I was pleased to read about a new legal trend in last week's Wall Street Journal: more and more states are realizing that sending non-violent drug offenders into treatment has "proven to be less expensive and more effective" than sending them to prison.
As we've discussed, our nation has not yet realized the full potential of community-based alternatives to incarceration. Today, it seems we are finally experiencing a change in the political wind; from Kentucky to Colorado, many states are reducing penalties for minor drug offenses and are increasing spending on drug testing and substance abuse treatment that addresses the root causes of addiction problems -- as opposed to merely "shoveling up" the wreckage that these problems can cause.

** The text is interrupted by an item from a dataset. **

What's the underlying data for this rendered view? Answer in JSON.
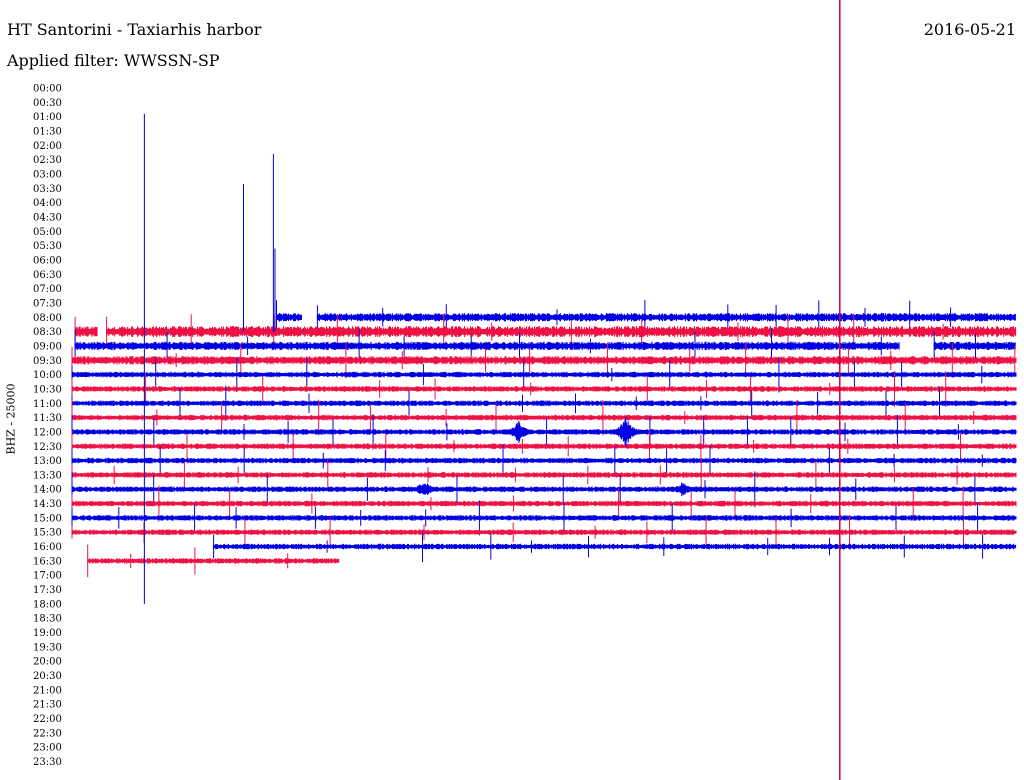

Now the only thing standing in these states' way is a lack of support. Community-based alternatives will only work if there is enough funding to provide offenders with a proper balance between treatment and supervision. Otherwise, these alternative programs just won't be good enough. In states like Illinois, which is about to cut all state funding for drug and alcohol treatment and prevention programs, this deficiency will not only affect those struggling with addiction -- it will be detrimental to their families and communities as well.

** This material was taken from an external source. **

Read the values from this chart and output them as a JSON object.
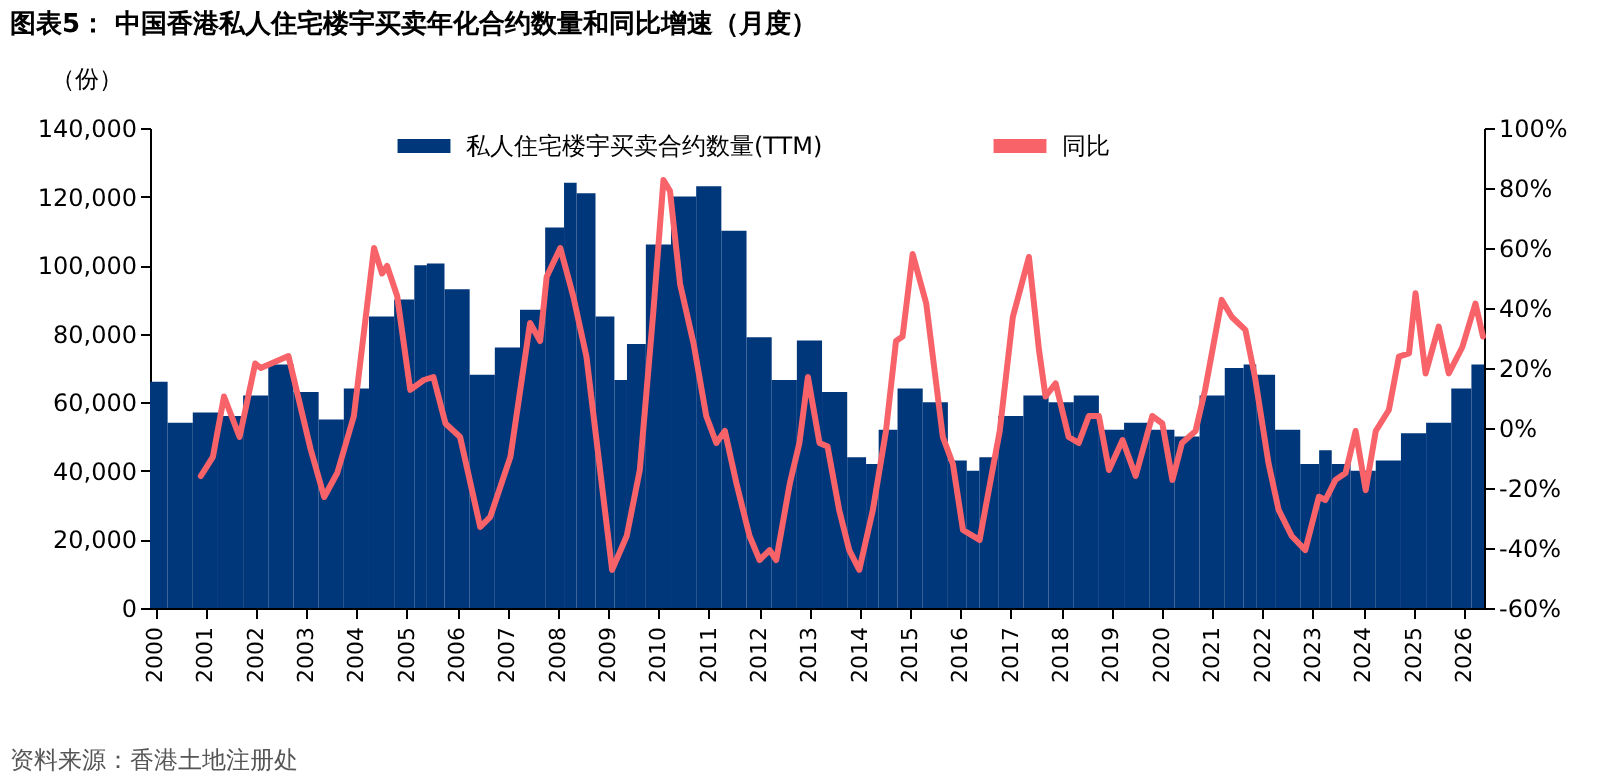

Unfortunately, there are still individuals who wrongly insist that alternatives to incarceration will increase crime by "letting too many people out of prison." This is extremely implausible given the fact that treatment programs significantly reduce recidivism rates. Besides, I'm not suggesting that we free murderers and gangsters. I'm saying that sending a non-violent individual to prison for drug possession accomplishes the exact opposite of our goal: it turns that individual into a criminal.
Treatment programs provide what jail time cannot. Yes, we teach our clients discipline, but we also teach them life skills. We help them address their issues, we engage them in volunteerism, and we show them how satisfying it is to give back to the community.
This isn't indoctrination; it's long-lasting behavioral change that every non-violent drug offender deserves. These individuals are your friends, your colleagues, and your children -- we must not incarcerate them without first trying a community-based treatment alternative.